Fatty Liver Causes

fatty liver causes

Fatty liver is one ailment which can disrupt your normal hepatic function. There are two classes of fatty liver disorder; non-alcoholic fatty liver (NASH) and alcoholic fatty liver (AFL). Each type of liver disorder has different risk factors, age, and incubation periods.

There are many similar symptoms in the presence of fatty liver. However, some symptoms have more distinct features than others. Some of these include itching or burning of the skin at the site of alcohol consumption. Skin infections are another common symptom for both nonalcoholic fatty liver diseases and alcohol-induced liver diseases. Headaches and palpitations are also symptoms, which usually occur with alcohol use.

The other main characteristic of fatty liver is fibrosis. In nonalcoholic fatty liver diseases, fibrosis is more likely to be seen in the large intestine due to its involvement in the absorption of fat. Alcohol use can irritate the gut lining, resulting in excessive production of intestinal bacteria. Chronic inflammation is also another result of chronic alcohol use, which can make scars on the liver surfaces more evident over time.

Alcohol use is a major contributor to inflammation in other bodily organs including the brain. Over time, it can cause irreparable damage to the brain, contributing to depression, mental instability, and other serious psychiatric conditions. Liver disease also contributes to depression, anxiety, and other mental illnesses such as dementia and psychosis. Many people with fatty liver disease do not even know they have it because they rarely exhibit physical signs.

In spite of its potential negative effects, alcohol abuse is still very prevalent. In the United States, in particular, drinking beer is a daily habit. Beer is almost impossible to stop if you are addicted. A fatty liver diet disease diet solution needs to promote a healthier lifestyle to reverse the damage caused by alcohol use, but without cutting it out completely.

Another common disease caused by alcohol is cirrhosis. Cirrhosis is a progressive disease that damages the liver and can lead to death if left untreated. It occurs when scar tissues form in the liver. Cirrhosis symptoms may include pain, swelling, and redness of the liver area. When these symptoms progress, they may eventually cause liver cancer. However, there are various treatments available for liver disease patients including prescription medications, non-steroidal anti-inflammatory drugs (NSAID), and surgery.

Other alcoholic fatty liver causes include genetics, age, gender, and environment. Risk factors that increase the likelihood of developing fatty liver include being over fifty years old, being female, having diabetes, high blood pressure, obesity, and consuming alcohol during pregnancy. Alcohol abuse also increases the risk of developing advanced liver conditions such as cirrhosis and is associated with an increased risk of development of cancer. Alcohol use and abuse has been shown to be strongly associated with strokes and other cardiovascular diseases.

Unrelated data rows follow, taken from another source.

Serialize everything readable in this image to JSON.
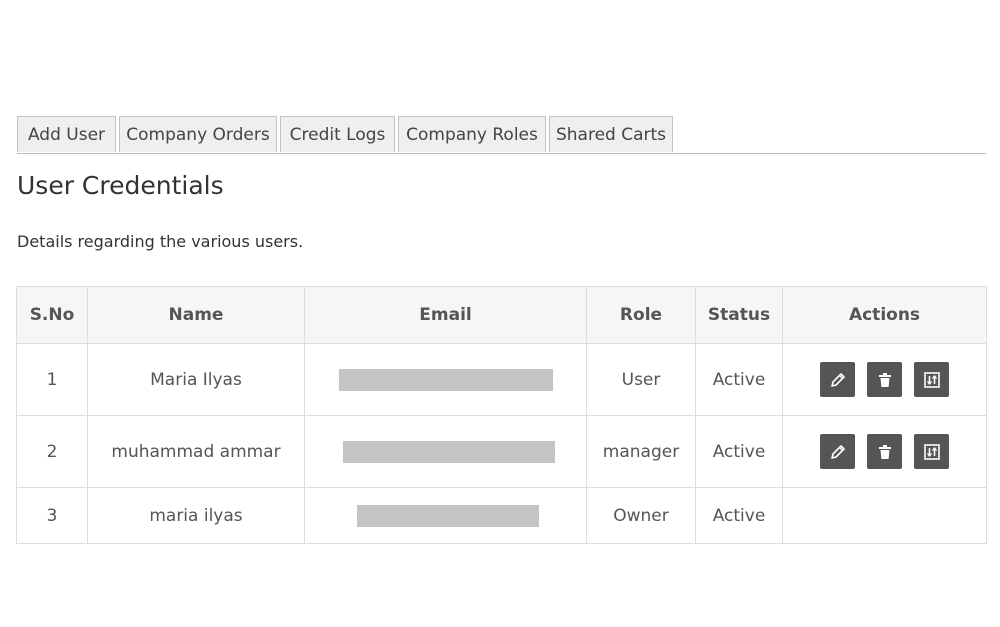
{
  "tabs": [
    {
      "label": "Add User"
    },
    {
      "label": "Company Orders"
    },
    {
      "label": "Credit Logs"
    },
    {
      "label": "Company Roles"
    },
    {
      "label": "Shared Carts"
    }
  ],
  "page": {
    "title": "User Credentials",
    "description": "Details regarding the various users."
  },
  "table": {
    "headers": {
      "sno": "S.No",
      "name": "Name",
      "email": "Email",
      "role": "Role",
      "status": "Status",
      "actions": "Actions"
    },
    "rows": [
      {
        "sno": "1",
        "name": "Maria Ilyas",
        "role": "User",
        "status": "Active",
        "actions": [
          "pencil-icon",
          "trash-icon",
          "sort-icon"
        ]
      },
      {
        "sno": "2",
        "name": "muhammad ammar",
        "role": "manager",
        "status": "Active",
        "actions": [
          "pencil-icon",
          "trash-icon",
          "sort-icon"
        ]
      },
      {
        "sno": "3",
        "name": "maria ilyas",
        "role": "Owner",
        "status": "Active",
        "actions": []
      }
    ]
  },
  "colors": {
    "action_button": "#555555",
    "redaction": "#c4c4c4",
    "tab_background": "#efefef"
  }
}
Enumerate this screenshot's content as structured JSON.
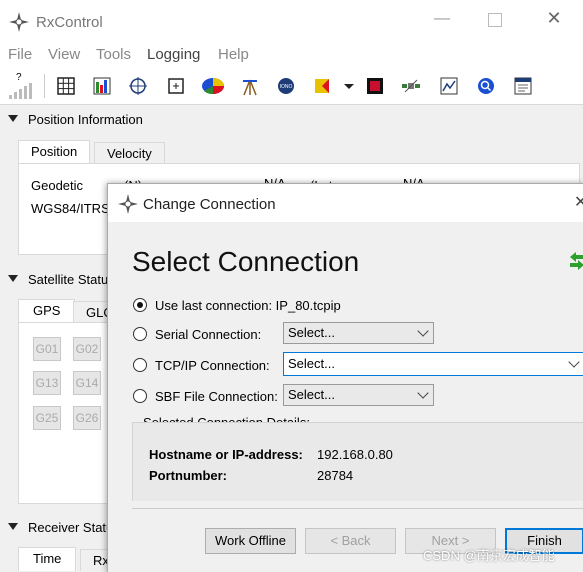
{
  "window": {
    "title": "RxControl"
  },
  "menu": {
    "items": [
      "File",
      "View",
      "Tools",
      "Logging",
      "Help"
    ]
  },
  "toolbar": {
    "icons": [
      "signal-strength-icon",
      "grid-icon",
      "color-bars-icon",
      "crosshair-icon",
      "plus-box-icon",
      "pie-chart-icon",
      "antenna-icon",
      "hdop-icon",
      "triangle-flag-icon",
      "dropdown-arrow-icon",
      "record-icon",
      "satellite-icon",
      "plot-icon",
      "search-icon",
      "log-window-icon"
    ],
    "signal_label": "?"
  },
  "position": {
    "title": "Position Information",
    "tabs": [
      "Position",
      "Velocity"
    ],
    "rows": [
      {
        "label": "Geodetic",
        "v1": "(N)",
        "v2": "N/A",
        "v3": "(Lat.",
        "v4": "N/A"
      },
      {
        "label": "WGS84/ITRS"
      }
    ]
  },
  "satellite": {
    "title": "Satellite Status",
    "tabs": [
      "GPS",
      "GLO"
    ],
    "buttons": [
      "G01",
      "G02",
      "G13",
      "G14",
      "G25",
      "G26"
    ]
  },
  "receiver": {
    "title": "Receiver Status",
    "tabs": [
      "Time",
      "Rx"
    ]
  },
  "dialog": {
    "title": "Change Connection",
    "heading": "Select Connection",
    "options": [
      {
        "label": "Use last connection: IP_80.tcpip",
        "selected": true
      },
      {
        "label": "Serial Connection:",
        "selected": false,
        "combo": "Select..."
      },
      {
        "label": "TCP/IP Connection:",
        "selected": false,
        "combo": "Select..."
      },
      {
        "label": "SBF File Connection:",
        "selected": false,
        "combo": "Select..."
      }
    ],
    "details": {
      "title": "Selected Connection Details:",
      "hostname_label": "Hostname or IP-address:",
      "hostname_value": "192.168.0.80",
      "port_label": "Portnumber:",
      "port_value": "28784"
    },
    "buttons": {
      "work_offline": "Work Offline",
      "back": "< Back",
      "next": "Next >",
      "finish": "Finish"
    }
  },
  "watermark": "CSDN @南京宏成智能"
}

The symptoms of fatty liver typically improve over time, although they may remain uncomfortable or even painful. These symptoms usually appear after a period of abuse or excessive consumption of alcohol. Over time, as long as the patient adheres to treatment regimens, most patients will experience an initial recovery from alcoholic fatty liver diseases, followed by long-term maintenance success. Unfortunately, more than twenty percent of patients who consume alcohol do not experience any recovery from their symptoms, and it is believed that at least thirty percent of those individuals who suffer alcoholic fatty liver diseases die because of them.

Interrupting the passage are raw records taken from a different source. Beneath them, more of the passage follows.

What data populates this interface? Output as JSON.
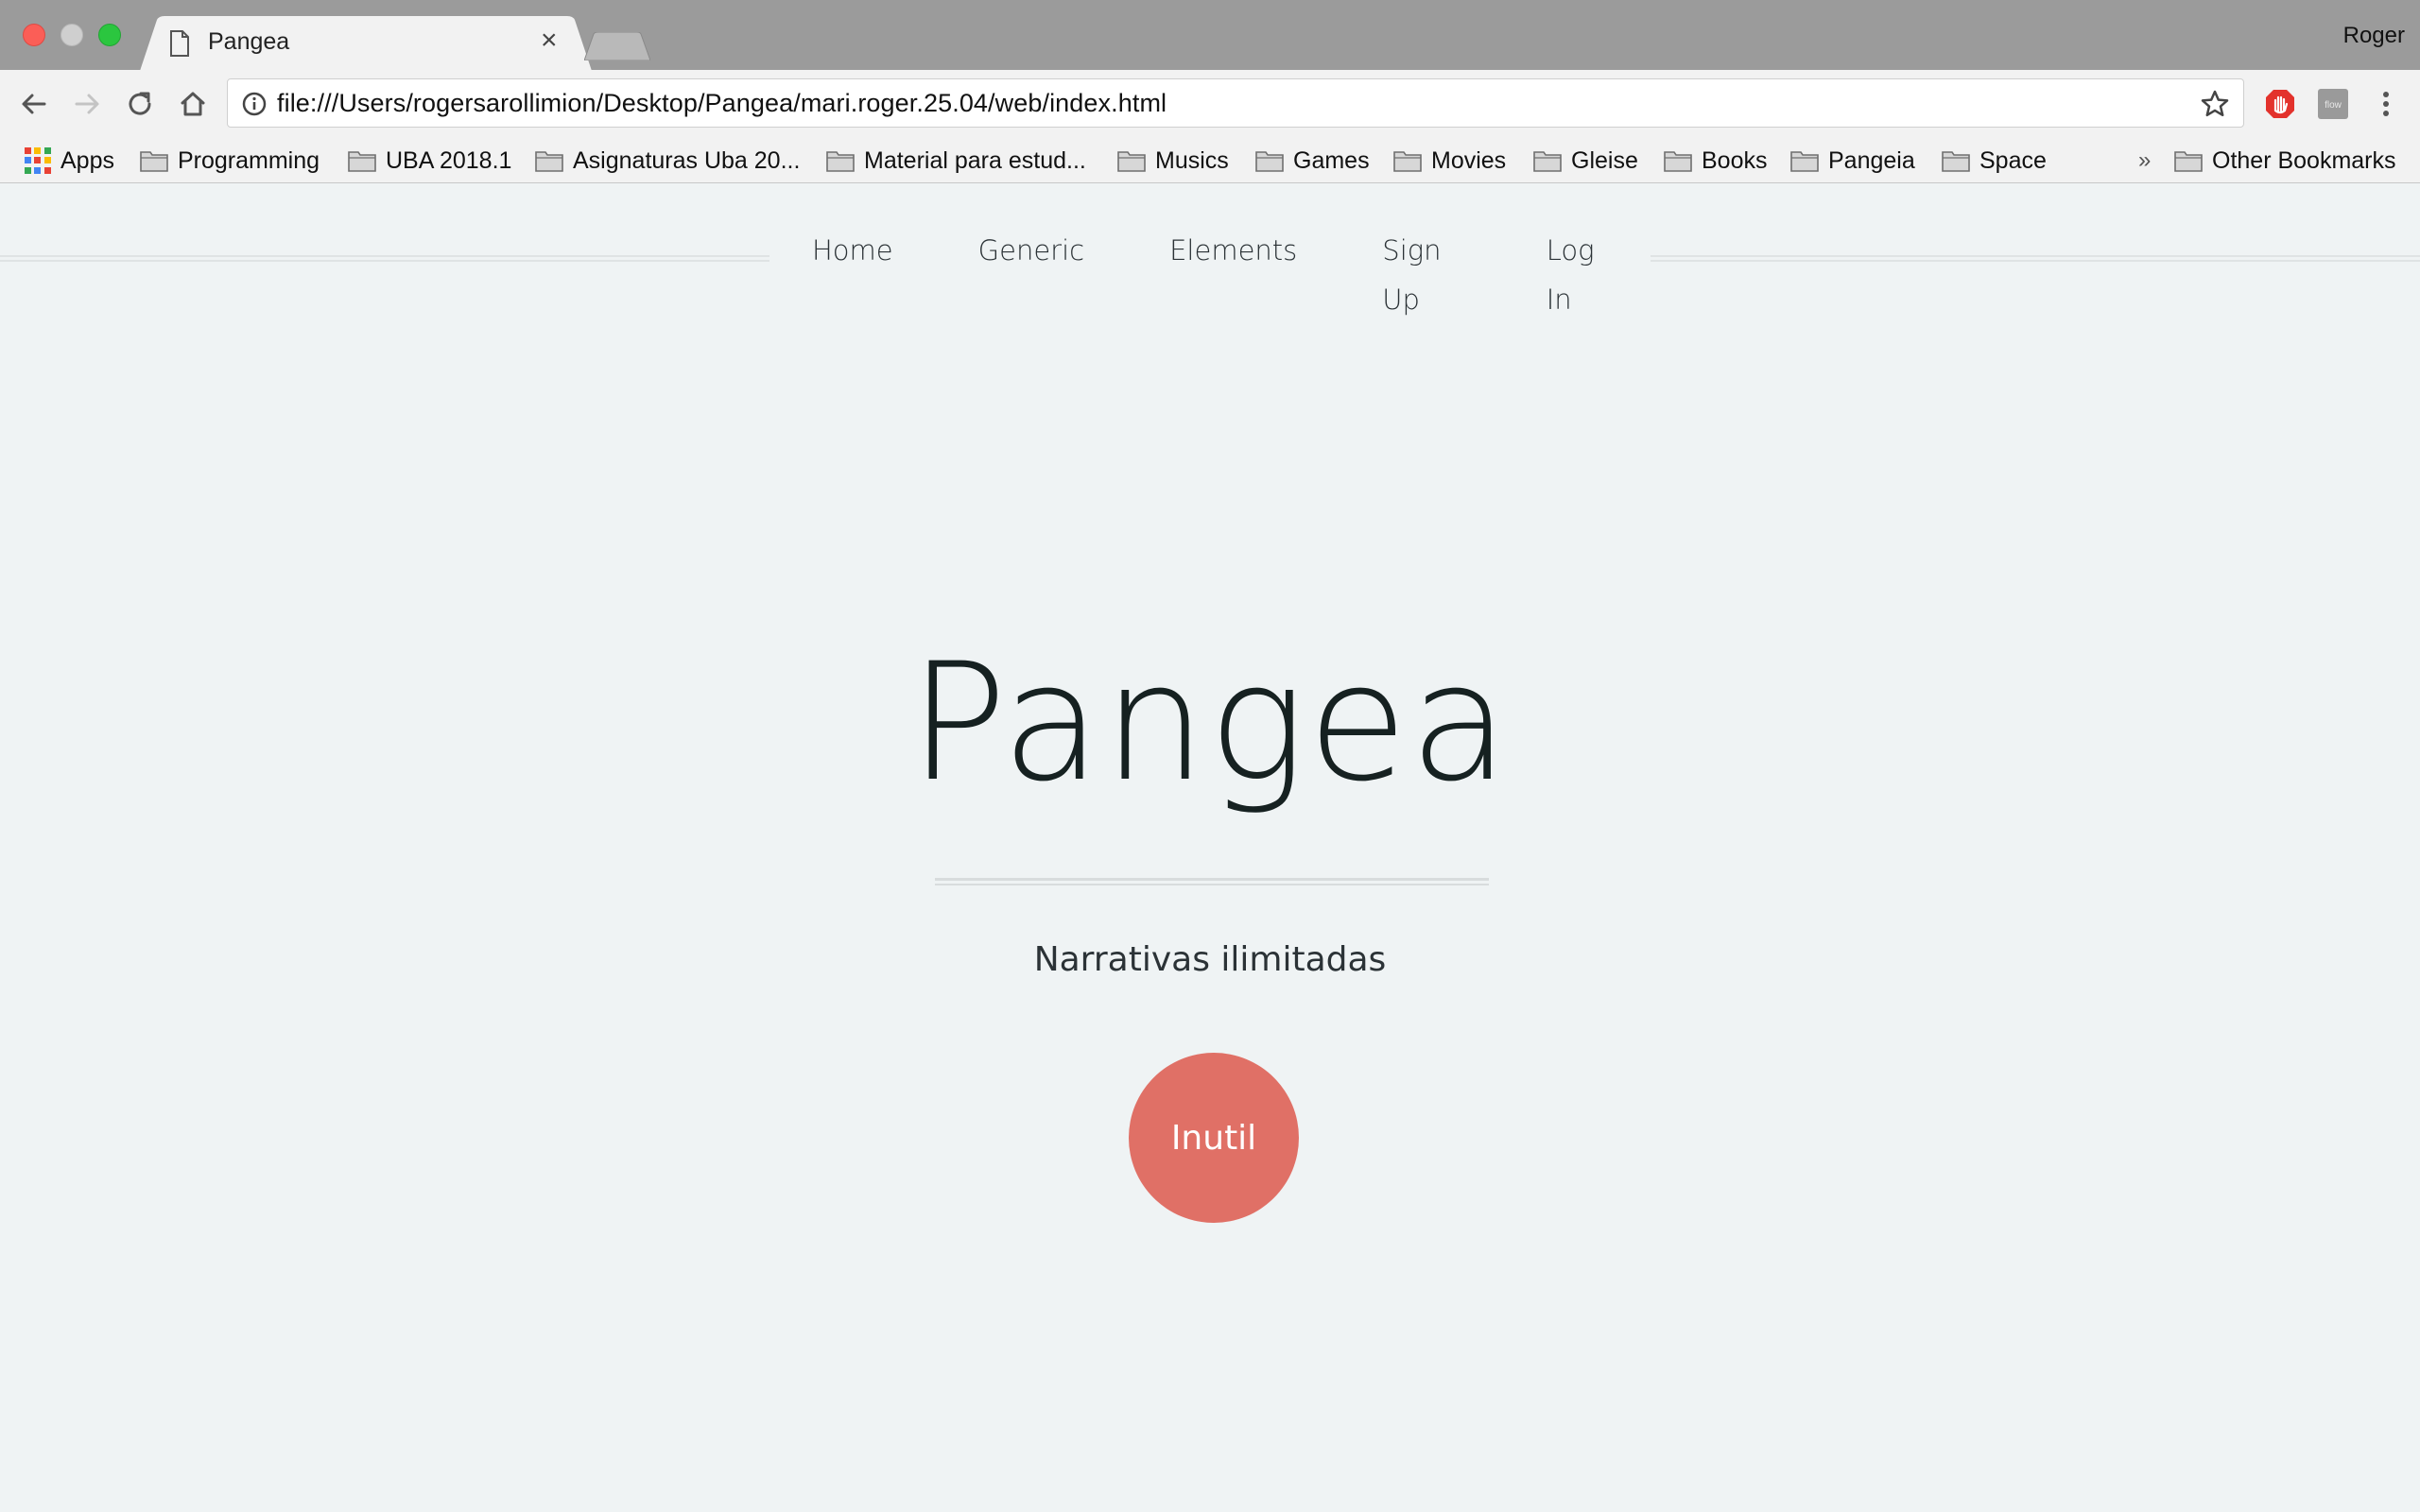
{
  "browser": {
    "tab": {
      "title": "Pangea",
      "close": "×"
    },
    "profile": "Roger",
    "url": "file:///Users/rogersarollimion/Desktop/Pangea/mari.roger.25.04/web/index.html",
    "extensions": [
      "adblock-icon",
      "flow-icon"
    ],
    "flow_label": "flow"
  },
  "bookmarks": {
    "items": [
      {
        "label": "Apps",
        "icon": "apps-grid-icon"
      },
      {
        "label": "Programming",
        "icon": "folder-icon"
      },
      {
        "label": "UBA 2018.1",
        "icon": "folder-icon"
      },
      {
        "label": "Asignaturas Uba 20...",
        "icon": "folder-icon"
      },
      {
        "label": "Material para estud...",
        "icon": "folder-icon"
      },
      {
        "label": "Musics",
        "icon": "folder-icon"
      },
      {
        "label": "Games",
        "icon": "folder-icon"
      },
      {
        "label": "Movies",
        "icon": "folder-icon"
      },
      {
        "label": "Gleise",
        "icon": "folder-icon"
      },
      {
        "label": "Books",
        "icon": "folder-icon"
      },
      {
        "label": "Pangeia",
        "icon": "folder-icon"
      },
      {
        "label": "Space",
        "icon": "folder-icon"
      }
    ],
    "overflow": "»",
    "other": "Other Bookmarks"
  },
  "site": {
    "nav": [
      "Home",
      "Generic",
      "Elements",
      "Sign Up",
      "Log In"
    ],
    "hero": {
      "title": "Pangea",
      "subtitle": "Narrativas ilimitadas",
      "button": "Inutil"
    }
  },
  "colors": {
    "page_bg": "#eff3f4",
    "button": "#e07066",
    "title": "#162121"
  }
}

Treatment for fatty livers can involve a combination of medications and lifestyle changes. Medications used to treat alcohol withdrawal may help reduce inflammation and provide short-term symptomatic relief. In addition, patients may be advised to limit the amount of fatty foods like red meat, milk and cheese in their diets, avoid sugary foods like soda and fruit juices, avoid inflammatory foods like fried and processed foods, exercise daily, and take vitamins, especially vitamin D and K2.

Lifestyle changes may also help individuals suffering from fatty liver disease. Smoking cessation, losing weight, maintaining a healthy body weight and decreasing caloric intake are among the healthy fats that can help reduce liver inflammation. It is also recommended that patients avoid foods that have higher levels of purines, which includes the likes of seafood, game meats and alcohol. This is because prolonged inflammation may lead to the formation of gallstones.

There are other causes for inflammation, and they include obesity, insulin resistance and genetic predisposition. These factors can all cause fatty liver. However, patients who have a history of fatty liver disease are more likely to develop it in the future. Fatty liver does not only result in cirrhosis, but it can also cause other serious health conditions like heart disease, cancer and other chronic diseases.